There is a saying that goes, “What would Jesus do?” When you think of that little dittie, consider what Jesus did one day while at the Jewish Temple. He fashioned a whip with many pieces and went into the arena where the money changers were and began whipping and turning over the tables, explaining that these people should immediately leave.

It was that moment where Jesus lost his zen. Most of us are taught or told that Jesus was ticked off that the temple had been turned into a place of business. Certainly what he was said to have said would suggest this. Dig deeper, and you might just get a little more depth on this story. And it is interesting and it might well provide a little more insight into Jesus the dude who lost his zen. But before you begin thinking Jesus would just whip out his whip whenever he got upset (he did reportedly cause a fig to wither because it was not bearing any fruit—Jesus must have really liked his figs!).

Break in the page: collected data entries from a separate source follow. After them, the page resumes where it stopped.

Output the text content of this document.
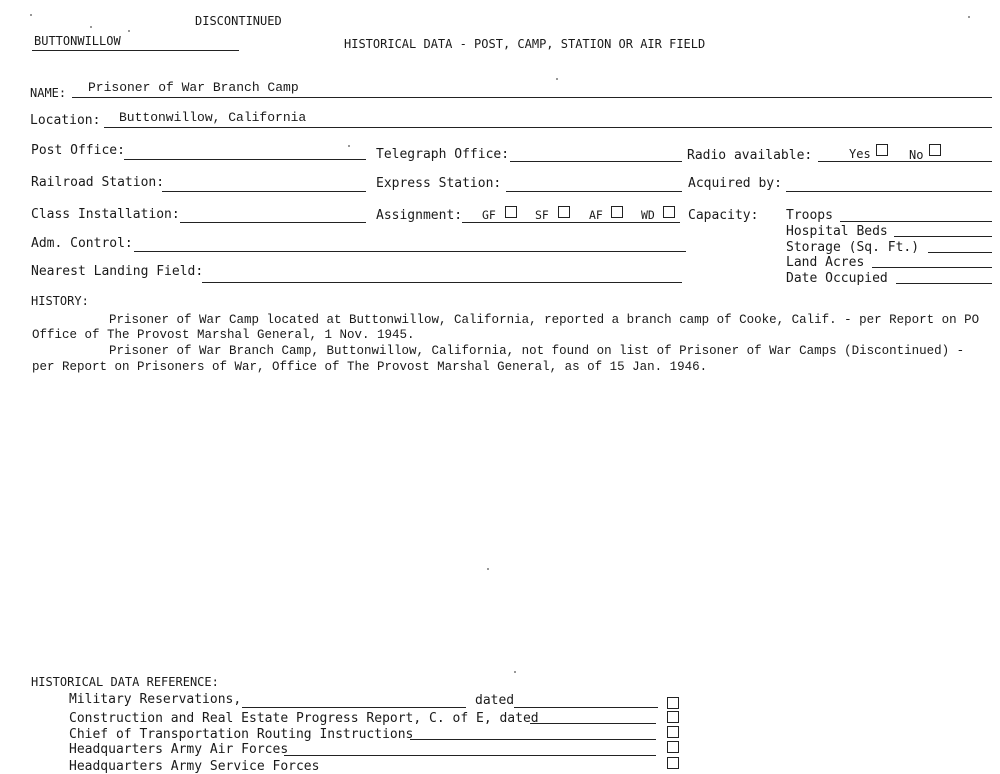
DISCONTINUED
BUTTONWILLOW	HISTORICAL DATA - POST, CAMP, STATION OR AIR FIELD
NAME: Prisoner of War Branch Camp
Location: Buttonwillow, California
Post Office:	Telegraph Office:	Radio available:	Yes	No
Railroad Station:	Express Station:	Acquired by:
Class Installation:	Assignment: GF	SF	AF	WD	Capacity: Troops
Hospital Beds
Storage (Sq. Ft.)
Land Acres
Date Occupied
Adm. Control:
Nearest Landing Field:
HISTORY:
Prisoner of War Camp located at Buttonwillow, California, reported a branch camp of Cooke, Calif. - per Report on PO
Office of The Provost Marshal General, 1 Nov. 1945.
Prisoner of War Branch Camp, Buttonwillow, California, not found on list of Prisoner of War Camps (Discontinued) -
per Report on Prisoners of War, Office of The Provost Marshal General, as of 15 Jan. 1946.
HISTORICAL DATA REFERENCE:
Military Reservations,	dated
Construction and Real Estate Progress Report, C. of E, dated
Chief of Transportation Routing Instructions
Headquarters Army Air Forces
Headquarters Army Service Forces
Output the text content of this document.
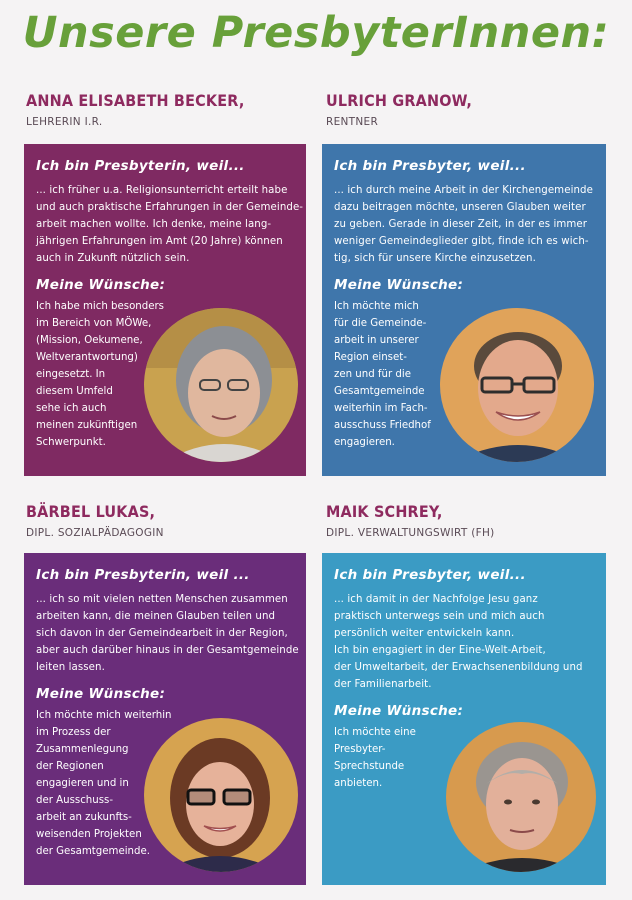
Unsere PresbyterInnen:
ANNA ELISABETH BECKER,
LEHRERIN I.R.
Ich bin Presbyterin, weil...
... ich früher u.a. Religionsunterricht erteilt habe
und auch praktische Erfahrungen in der Gemeinde-
arbeit machen wollte. Ich denke, meine lang-
jährigen Erfahrungen im Amt (20 Jahre) können
auch in Zukunft nützlich sein.
Meine Wünsche:
Ich habe mich besonders
im Bereich von MÖWe,
(Mission, Oekumene,
Weltverantwortung)
eingesetzt. In
diesem Umfeld
sehe ich auch
meinen zukünftigen
Schwerpunkt.
ULRICH GRANOW,
RENTNER
Ich bin Presbyter, weil...
... ich durch meine Arbeit in der Kirchengemeinde
dazu beitragen möchte, unseren Glauben weiter
zu geben. Gerade in dieser Zeit, in der es immer
weniger Gemeindeglieder gibt, finde ich es wich-
tig, sich für unsere Kirche einzusetzen.
Meine Wünsche:
Ich möchte mich
für die Gemeinde-
arbeit in unserer
Region einset-
zen und für die
Gesamtgemeinde
weiterhin im Fach-
ausschuss Friedhof
engagieren.
BÄRBEL LUKAS,
DIPL. SOZIALPÄDAGOGIN
Ich bin Presbyterin, weil ...
... ich so mit vielen netten Menschen zusammen
arbeiten kann, die meinen Glauben teilen und
sich davon in der Gemeindearbeit in der Region,
aber auch darüber hinaus in der Gesamtgemeinde
leiten lassen.
Meine Wünsche:
Ich möchte mich weiterhin
im Prozess der
Zusammenlegung
der Regionen
engagieren und in
der Ausschuss-
arbeit an zukunfts-
weisenden Projekten
der Gesamtgemeinde.
MAIK SCHREY,
DIPL. VERWALTUNGSWIRT (FH)
Ich bin Presbyter, weil...
... ich damit in der Nachfolge Jesu ganz
praktisch unterwegs sein und mich auch
persönlich weiter entwickeln kann.
Ich bin engagiert in der Eine-Welt-Arbeit,
der Umweltarbeit, der Erwachsenenbildung und
der Familienarbeit.
Meine Wünsche:
Ich möchte eine
Presbyter-
Sprechstunde
anbieten.
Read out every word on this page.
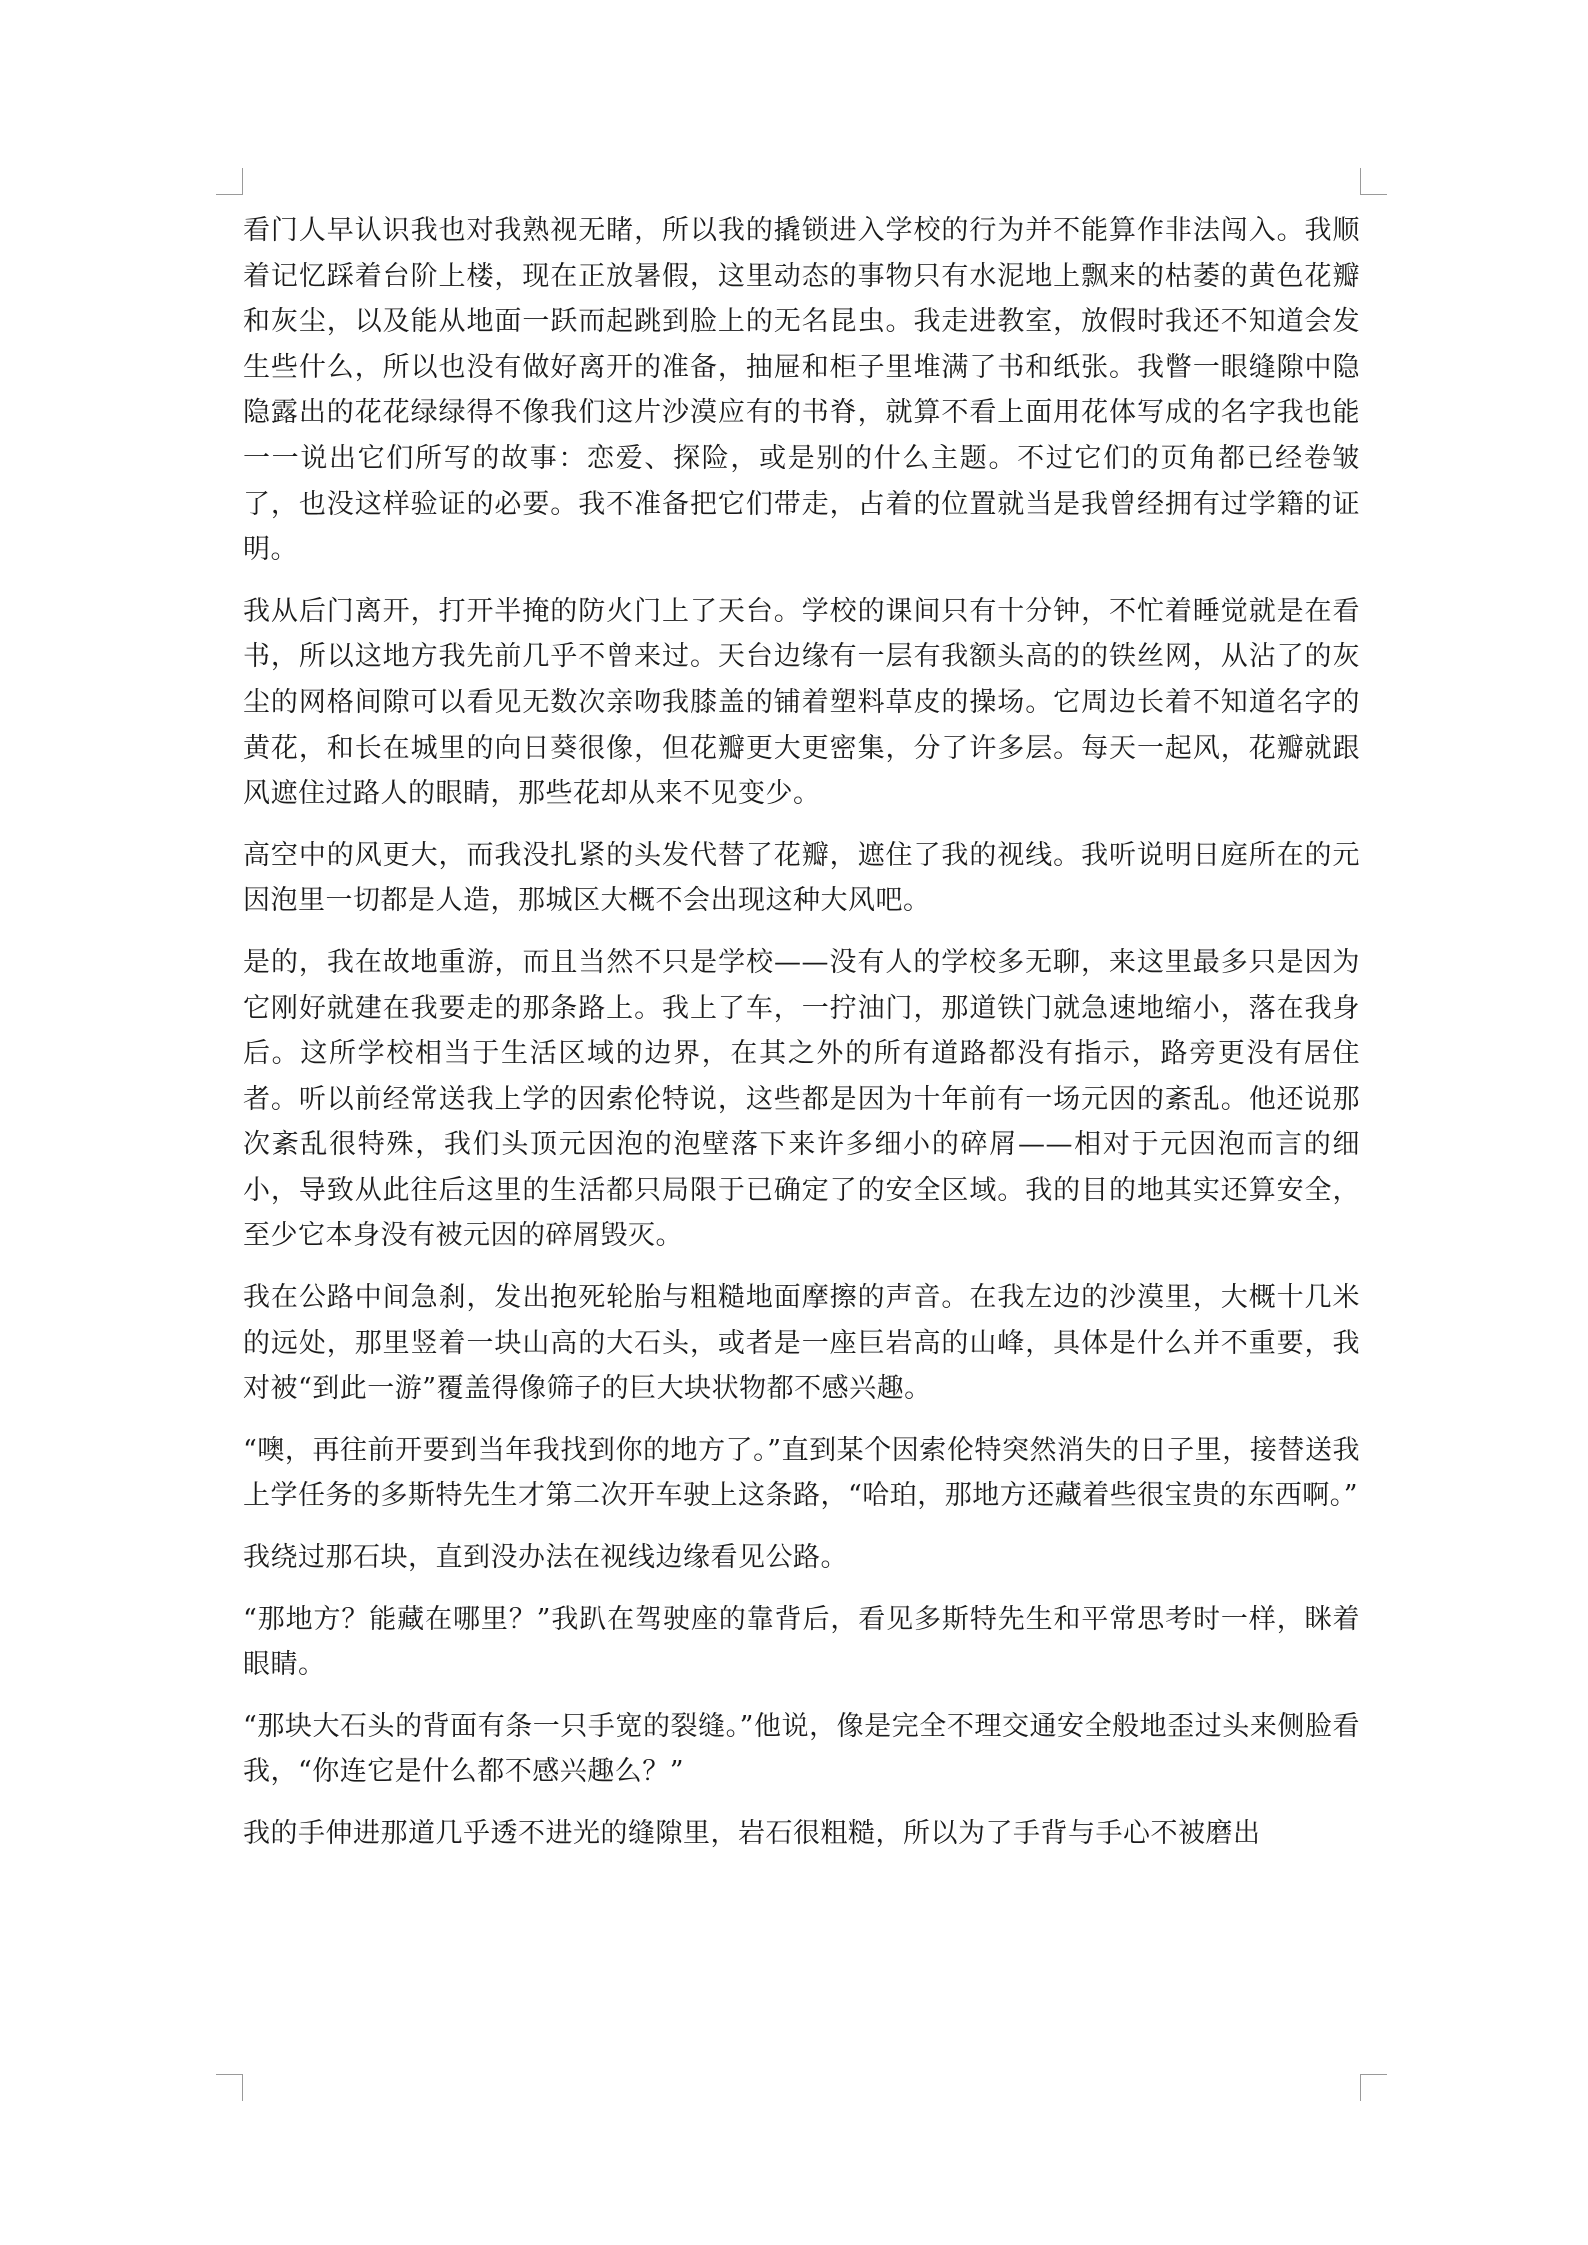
看门人早认识我也对我熟视无睹，所以我的撬锁进入学校的行为并不能算作非法闯入。我顺着记忆踩着台阶上楼，现在正放暑假，这里动态的事物只有水泥地上飘来的枯萎的黄色花瓣和灰尘，以及能从地面一跃而起跳到脸上的无名昆虫。我走进教室，放假时我还不知道会发生些什么，所以也没有做好离开的准备，抽屉和柜子里堆满了书和纸张。我瞥一眼缝隙中隐隐露出的花花绿绿得不像我们这片沙漠应有的书脊，就算不看上面用花体写成的名字我也能一一说出它们所写的故事：恋爱、探险，或是别的什么主题。不过它们的页角都已经卷皱了，也没这样验证的必要。我不准备把它们带走，占着的位置就当是我曾经拥有过学籍的证明。

我从后门离开，打开半掩的防火门上了天台。学校的课间只有十分钟，不忙着睡觉就是在看书，所以这地方我先前几乎不曾来过。天台边缘有一层有我额头高的的铁丝网，从沾了的灰尘的网格间隙可以看见无数次亲吻我膝盖的铺着塑料草皮的操场。它周边长着不知道名字的黄花，和长在城里的向日葵很像，但花瓣更大更密集，分了许多层。每天一起风，花瓣就跟风遮住过路人的眼睛，那些花却从来不见变少。

高空中的风更大，而我没扎紧的头发代替了花瓣，遮住了我的视线。我听说明日庭所在的元因泡里一切都是人造，那城区大概不会出现这种大风吧。

是的，我在故地重游，而且当然不只是学校——没有人的学校多无聊，来这里最多只是因为它刚好就建在我要走的那条路上。我上了车，一拧油门，那道铁门就急速地缩小，落在我身后。这所学校相当于生活区域的边界，在其之外的所有道路都没有指示，路旁更没有居住者。听以前经常送我上学的因索伦特说，这些都是因为十年前有一场元因的紊乱。他还说那次紊乱很特殊，我们头顶元因泡的泡壁落下来许多细小的碎屑——相对于元因泡而言的细小，导致从此往后这里的生活都只局限于已确定了的安全区域。我的目的地其实还算安全，至少它本身没有被元因的碎屑毁灭。

我在公路中间急刹，发出抱死轮胎与粗糙地面摩擦的声音。在我左边的沙漠里，大概十几米的远处，那里竖着一块山高的大石头，或者是一座巨岩高的山峰，具体是什么并不重要，我对被“到此一游”覆盖得像筛子的巨大块状物都不感兴趣。

“噢，再往前开要到当年我找到你的地方了。”直到某个因索伦特突然消失的日子里，接替送我上学任务的多斯特先生才第二次开车驶上这条路，“哈珀，那地方还藏着些很宝贵的东西啊。”

我绕过那石块，直到没办法在视线边缘看见公路。

“那地方？能藏在哪里？”我趴在驾驶座的靠背后，看见多斯特先生和平常思考时一样，眯着眼睛。

“那块大石头的背面有条一只手宽的裂缝。”他说，像是完全不理交通安全般地歪过头来侧脸看我，“你连它是什么都不感兴趣么？”

我的手伸进那道几乎透不进光的缝隙里，岩石很粗糙，所以为了手背与手心不被磨出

The Jews did not use pagan money in their temple. They would not use any money with the figure of a roman or roman god-dess struck on its face for their tribute payments. Instead, they had something called a half-shekel minted for their use. The money changers, it turns out, were hoarding these shekels, which caused the cost of them to go up. It was an artificial rarity that was being created, effectively, market manipulation. What this did, though, was it made all trade for tribute payment more expensive for the common people. If it cost a farmer a bag of grain for a half shekel, it now would cost him and his family more, say, a bag and a half. This was a tax on the people and who was getting the tax? You got it; the temple moneychangers.

And this ticked Jesus off. A lot. So much, in fact, he went in and turned over tables and ordered these folks out. And of course, he very likely got on the wrong side of the Pharisees and Sadducees. I like this story for the very fact that it puts a human face on the man we so often wish to deify and make less than human and more unearthly. He was, after all, human.